Прочтение в то время только что появившегося сочинения Густава де Бомон и Алексиса де Токвиль об этой нации, которая, по их словам, является убежищем свободы, немало послужило к укреплению во мне этой мысли. И точно. Можно ли было предвидеть междоусобную борьбу, которая в настоящее время пожирает родину Вашингтона. Отец мой скончался семь лет тому назад. Я имел счастье пристроить двух дочерей. Бедняжки! Я должен умолчать фамилию, под которой они были вынуждены скрывать несчастное имя своего отца, чтобы не покрыть краской стыда их невинные личики.
Но в Париже меня удерживала цель выше всех соблазнов, выше всех приманок — моя мать, семидесятилетняя старушка, которая, несомненно, захотела бы сопутствовать мне, если бы я имел неблагоразумие открыть ей свое желание, и которая никогда бы не перенесла столь долгого путешествия. Поэтому я должен был остаться подле нее, чтобы не лишать ее забот, к которым она привыкла, охранять ее старость и спокойно закрыть ее глаза, столь часто переполненные слезами.
Увы! Это последнее горе уже вскоре постигло меня.

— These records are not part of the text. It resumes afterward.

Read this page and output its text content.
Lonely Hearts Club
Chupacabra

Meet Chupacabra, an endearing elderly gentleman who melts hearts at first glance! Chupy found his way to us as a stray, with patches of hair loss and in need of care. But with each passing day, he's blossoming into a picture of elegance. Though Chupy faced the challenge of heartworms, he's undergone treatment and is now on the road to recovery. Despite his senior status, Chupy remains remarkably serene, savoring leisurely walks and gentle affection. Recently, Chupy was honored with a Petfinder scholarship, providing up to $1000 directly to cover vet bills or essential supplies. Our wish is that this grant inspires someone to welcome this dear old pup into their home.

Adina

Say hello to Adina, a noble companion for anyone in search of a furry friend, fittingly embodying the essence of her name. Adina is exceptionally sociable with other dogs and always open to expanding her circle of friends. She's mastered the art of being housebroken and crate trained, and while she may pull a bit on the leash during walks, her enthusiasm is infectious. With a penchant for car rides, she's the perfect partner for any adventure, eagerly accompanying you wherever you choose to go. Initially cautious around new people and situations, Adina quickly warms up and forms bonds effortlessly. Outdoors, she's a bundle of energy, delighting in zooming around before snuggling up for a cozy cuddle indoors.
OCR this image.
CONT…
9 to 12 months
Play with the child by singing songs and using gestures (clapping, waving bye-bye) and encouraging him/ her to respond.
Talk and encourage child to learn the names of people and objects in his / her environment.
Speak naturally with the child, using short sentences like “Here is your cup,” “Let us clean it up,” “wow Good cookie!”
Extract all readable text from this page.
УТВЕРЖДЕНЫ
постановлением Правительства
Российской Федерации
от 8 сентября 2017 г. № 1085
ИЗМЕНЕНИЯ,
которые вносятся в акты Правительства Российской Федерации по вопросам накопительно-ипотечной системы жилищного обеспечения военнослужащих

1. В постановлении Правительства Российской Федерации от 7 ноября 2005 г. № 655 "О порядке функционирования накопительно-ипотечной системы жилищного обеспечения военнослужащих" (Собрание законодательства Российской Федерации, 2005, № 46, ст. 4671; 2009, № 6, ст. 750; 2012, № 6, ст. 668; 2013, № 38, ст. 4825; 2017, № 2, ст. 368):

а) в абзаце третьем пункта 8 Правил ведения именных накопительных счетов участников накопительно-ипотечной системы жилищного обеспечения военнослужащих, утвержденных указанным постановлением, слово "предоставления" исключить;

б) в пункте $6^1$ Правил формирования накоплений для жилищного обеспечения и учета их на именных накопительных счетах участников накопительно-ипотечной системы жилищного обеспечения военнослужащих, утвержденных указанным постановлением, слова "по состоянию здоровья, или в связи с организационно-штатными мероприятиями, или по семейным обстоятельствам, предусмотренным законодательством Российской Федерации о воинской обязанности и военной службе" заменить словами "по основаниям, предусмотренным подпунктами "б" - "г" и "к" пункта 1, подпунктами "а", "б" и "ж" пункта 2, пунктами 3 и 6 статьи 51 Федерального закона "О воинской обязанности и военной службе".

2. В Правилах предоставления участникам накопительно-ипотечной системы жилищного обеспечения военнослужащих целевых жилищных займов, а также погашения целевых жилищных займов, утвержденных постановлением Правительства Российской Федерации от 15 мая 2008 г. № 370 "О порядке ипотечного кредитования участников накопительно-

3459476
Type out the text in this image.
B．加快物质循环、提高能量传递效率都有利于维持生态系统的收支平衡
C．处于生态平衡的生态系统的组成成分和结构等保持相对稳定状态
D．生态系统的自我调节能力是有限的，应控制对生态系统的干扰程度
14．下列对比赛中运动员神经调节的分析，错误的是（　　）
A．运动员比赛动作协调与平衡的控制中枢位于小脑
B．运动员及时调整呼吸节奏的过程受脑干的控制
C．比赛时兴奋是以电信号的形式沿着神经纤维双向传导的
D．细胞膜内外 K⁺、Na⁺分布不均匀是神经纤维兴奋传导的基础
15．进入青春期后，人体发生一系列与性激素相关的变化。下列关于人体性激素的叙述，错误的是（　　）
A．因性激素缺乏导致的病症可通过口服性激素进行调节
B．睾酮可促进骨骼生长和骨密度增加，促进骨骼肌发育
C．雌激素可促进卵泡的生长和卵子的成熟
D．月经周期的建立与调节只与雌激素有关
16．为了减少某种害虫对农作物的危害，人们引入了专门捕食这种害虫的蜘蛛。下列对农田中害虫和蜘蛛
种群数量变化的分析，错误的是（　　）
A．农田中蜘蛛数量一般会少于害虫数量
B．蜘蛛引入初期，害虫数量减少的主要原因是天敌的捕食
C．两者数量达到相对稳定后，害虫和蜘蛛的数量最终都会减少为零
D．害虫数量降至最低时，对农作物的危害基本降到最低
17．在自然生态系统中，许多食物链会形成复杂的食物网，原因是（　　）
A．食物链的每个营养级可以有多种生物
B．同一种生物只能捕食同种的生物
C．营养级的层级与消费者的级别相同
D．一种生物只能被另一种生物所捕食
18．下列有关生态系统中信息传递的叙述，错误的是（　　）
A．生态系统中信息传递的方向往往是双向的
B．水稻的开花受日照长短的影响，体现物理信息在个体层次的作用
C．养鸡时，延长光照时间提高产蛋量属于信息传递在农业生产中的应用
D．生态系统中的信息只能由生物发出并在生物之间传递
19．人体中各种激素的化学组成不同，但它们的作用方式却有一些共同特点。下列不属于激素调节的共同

Три года спустя я должен был перенести невозвратную потерю — смерть достойной и обожаемой женщины, дважды дав мне жизнь: носив меня в своем чреве и своими советами поддерживая меня в стойкости к перенесению моей жалкой участи.
То был роковой удар для меня, удар, который на долгое время погасил энергию, возникшую во мне при извещении о моем увольнении. Между тем, шло время; я достиг того возраста, в котором человек не может питать иллюзию приступить к жизни вторично. Поэтому я окончательно бросил мысль покинуть Отечество.
Однако я спешил покинуть Париж и уехать в отдаленное и тихое местечко, где бы ничто не могло напомнить мне о печальном занятии в лучшие годы моей юности и зрелого возраста. Я ношу уже с двенадцатого года чужое имя, пользуясь с тайным чувством стыда дружбой, употребить во зло которую я боюсь, и утратить которую я опасаюсь при первом открытии моего инкогнито; наконец, имея право любить только некоторых животных, товарищей моего уединения и которым (да простит мне читатель Пифагорскую чувствительность) я дарю удвоенные ласки, чтобы утешиться, чтобы найти силы подавить в себе человеческие чувства, казня себе подобных.
Увы! Напрасная предосторожность нашего бедного разума! Я чувствую, что здесь, в печальном моем уединении, где я думал найти убежище от моих воспоминаний, они против моей воли возникают и гнетут меня всей своей тяжестью. И вот, достигнув шестидесятилетнего возраста, утомленный жизнью, в которой я ничего не знал, кроме горечи, мне пришла странная, одуряющая мысль написать книгу, первые страницы которой посвящены «Предисловию».
Безделье и уединение — плохая среда для воображения, которое лишь требует объяснений. Поэтому я более не в состоянии был оставаться наедине со своими мыслями.
Удрученный тысячью идеями, напоминавшими мне о моем зловещем предопределении с самого рождения, о моем звании, я невольно переносился к эпохе, когда случай, о котором я расскажу ниже и который, несмотря на действительность, напоминает по своему романтизму один из поэтических вымыслов нашей литературы, ввел в наше поколение зловещее наследие, передать которое мне, благодаря Господу Богу, некому. Я вспомнил ряд своих предков, в числе которых даже семилетний ребенок не имел пощады. Прадед мой, Шарль-Баптист Сансон, родившийся в Париже 19 апреля 1719 года, вступил в должность своего отца 2 октября 1726 года, но так как было невозможно, чтобы ребенок его лет сам мог выполнять такую обязанность, на которую был обличен, то Парламент дал ему в помощники палача по имени Прюдом, требуя, чтобы он хотя бы присутствовал при всех казнях, совершавшихся в то время, чтобы придать им законный вид. Разве это несовершеннолетие, и эти постановления правительства не достойны замечания в истории эшафота!
Я вспомнил своего деда, облаченного в одежду Несси, в ту отдаленную эпоху, в которую слово «страх» было выражением слишком нежным, когда он был вынужден отсекать кровавым лезвием топора головы как самых невинных, так и самых виновных людей. Потеряв всякое сознание своего униженного положения, не обращая внимания на презрение жертв, которые, что касается меня, никогда не могли заглушить крика моего сердца и угрызений совести. Мое воображение рисовало мне этого старца, бледный лик которого я видел, будучи ребенком, исполнявшего свои зловещие обязанности среди борьбы пожирающих себя партий, видя побежденными — победителей вчерашнего дня, и на завтра — победителей сегодняшнего; исполнителя той жажды крови, которая была самым характерным явлением этого невероятного момента в нашей истории.